The project has taken and interesting turn, though. Through the enthusiasm of our professor, Charles Schweik, as well as his faculty connections, three research professors from the Department of Environmental Conservation who study fish ecology and conservation have increased the scope of the project. With the help of their funding, we have purchased a kit from OpenROV. Once S.A.L.O.R. has been built and tested, we will hand over the robot to them for use in their research efforts.
Attempts and Results
UPDATE 12/21/2014 We have completed the build of SALOR. Currently the calibration of the motors is a continuing problem.
The dissolved oxygen sensor and the Combo sensor (Depth/Temp./Compass Heading) are being explored for functionality so that they can be calibrated and integrated into the build. Below the battery tubes are two threaded rods used as structural bracing that can also be used to mount payloads. While the Combo sensor is made to be submerged, the dissolved oxygen sensor contains circuitry that must be protected from water damage. This will require special housing that can either be made from off-the-shelf items from a hardware store, or can be 3D printed. Either way, the best solution would incorporate cable management and the Combo sensor to be mounted along side so that they can be used separately or in conjunction. We are currently in the late stages of the build process and the early stages of initiating the computer control systems.
In addition to the hardware that is included in the kit, we will attach a sensor array that will give real-time temperature & depth readings and also direction & orientation using a magnetic compass and three accelerometers. Should the professors allow us to play with their toy, we will continue our attempts at predicting algal bloom.
Questions and Next Steps The sensors will be tested in the environment for functionality along with the ROV, who has yet to see the water. Soon, S.A.L.O.R. will be handed off to the three research professors who have funded this project. We will remain connected to our little buddy as technical maintenance and advisers.
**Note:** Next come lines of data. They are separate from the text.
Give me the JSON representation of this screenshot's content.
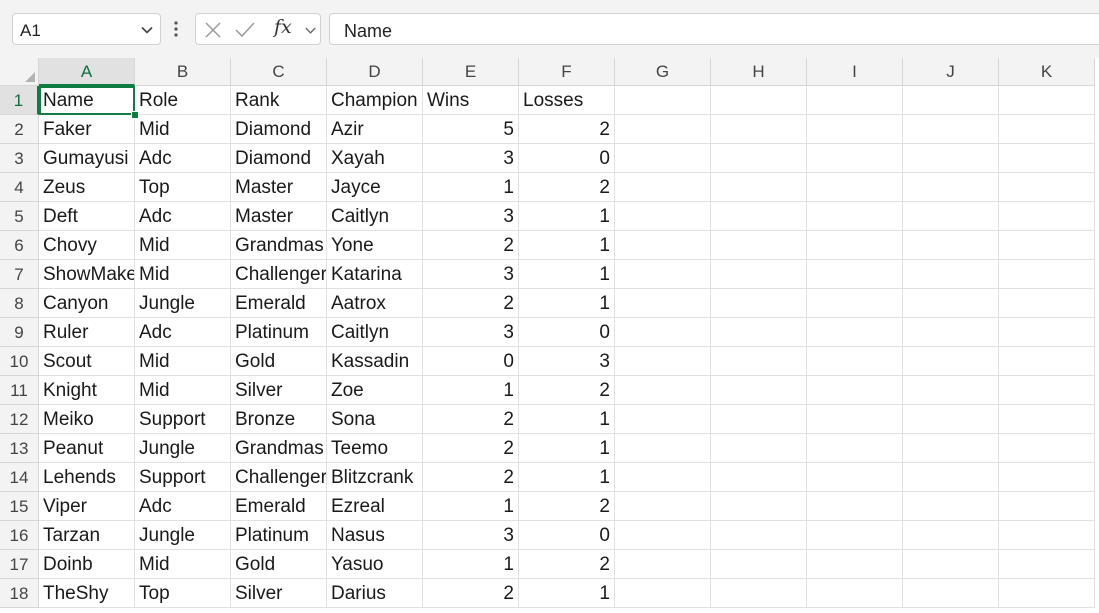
{
  "formula_bar": {
    "name_box": "A1",
    "fx_label": "fx",
    "formula_value": "Name"
  },
  "columns": [
    "A",
    "B",
    "C",
    "D",
    "E",
    "F",
    "G",
    "H",
    "I",
    "J",
    "K"
  ],
  "rows": [
    {
      "num": "1",
      "cells": [
        "Name",
        "Role",
        "Rank",
        "Champion",
        "Wins",
        "Losses"
      ]
    },
    {
      "num": "2",
      "cells": [
        "Faker",
        "Mid",
        "Diamond",
        "Azir",
        "5",
        "2"
      ]
    },
    {
      "num": "3",
      "cells": [
        "Gumayusi",
        "Adc",
        "Diamond",
        "Xayah",
        "3",
        "0"
      ]
    },
    {
      "num": "4",
      "cells": [
        "Zeus",
        "Top",
        "Master",
        "Jayce",
        "1",
        "2"
      ]
    },
    {
      "num": "5",
      "cells": [
        "Deft",
        "Adc",
        "Master",
        "Caitlyn",
        "3",
        "1"
      ]
    },
    {
      "num": "6",
      "cells": [
        "Chovy",
        "Mid",
        "Grandmas",
        "Yone",
        "2",
        "1"
      ]
    },
    {
      "num": "7",
      "cells": [
        "ShowMake",
        "Mid",
        "Challenger",
        "Katarina",
        "3",
        "1"
      ]
    },
    {
      "num": "8",
      "cells": [
        "Canyon",
        "Jungle",
        "Emerald",
        "Aatrox",
        "2",
        "1"
      ]
    },
    {
      "num": "9",
      "cells": [
        "Ruler",
        "Adc",
        "Platinum",
        "Caitlyn",
        "3",
        "0"
      ]
    },
    {
      "num": "10",
      "cells": [
        "Scout",
        "Mid",
        "Gold",
        "Kassadin",
        "0",
        "3"
      ]
    },
    {
      "num": "11",
      "cells": [
        "Knight",
        "Mid",
        "Silver",
        "Zoe",
        "1",
        "2"
      ]
    },
    {
      "num": "12",
      "cells": [
        "Meiko",
        "Support",
        "Bronze",
        "Sona",
        "2",
        "1"
      ]
    },
    {
      "num": "13",
      "cells": [
        "Peanut",
        "Jungle",
        "Grandmas",
        "Teemo",
        "2",
        "1"
      ]
    },
    {
      "num": "14",
      "cells": [
        "Lehends",
        "Support",
        "Challenger",
        "Blitzcrank",
        "2",
        "1"
      ]
    },
    {
      "num": "15",
      "cells": [
        "Viper",
        "Adc",
        "Emerald",
        "Ezreal",
        "1",
        "2"
      ]
    },
    {
      "num": "16",
      "cells": [
        "Tarzan",
        "Jungle",
        "Platinum",
        "Nasus",
        "3",
        "0"
      ]
    },
    {
      "num": "17",
      "cells": [
        "Doinb",
        "Mid",
        "Gold",
        "Yasuo",
        "1",
        "2"
      ]
    },
    {
      "num": "18",
      "cells": [
        "TheShy",
        "Top",
        "Silver",
        "Darius",
        "2",
        "1"
      ]
    }
  ],
  "selected_cell": "A1",
  "accent_color": "#107c41",
  "icons": [
    "chevron-down-icon",
    "more-vertical-icon",
    "cancel-x-icon",
    "confirm-check-icon",
    "insert-function-icon"
  ]
}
Further research on the robot itself will hopefully involve closed-loop orientation control modeling to increase the stability of the ROV. This will allow inexperienced pilots to navigate S.A.L.O.R. with greater control and accuracy. Currently the solution is to attach three or four vertical motor-driven propellers with an independent motor controller and integrating accelerometer and gyroscopic sensors into a feedback-loop program. This will require more power than the batteries will likely be able to provide for the current 2 hour run-time. The proposed solution is building a battery and data buoy that can supply electricity to S.A.L.O.R. and transmit/receive data and control instructions between the 'bot and the control computer. A video game-style controller for the ROV has also been proposed.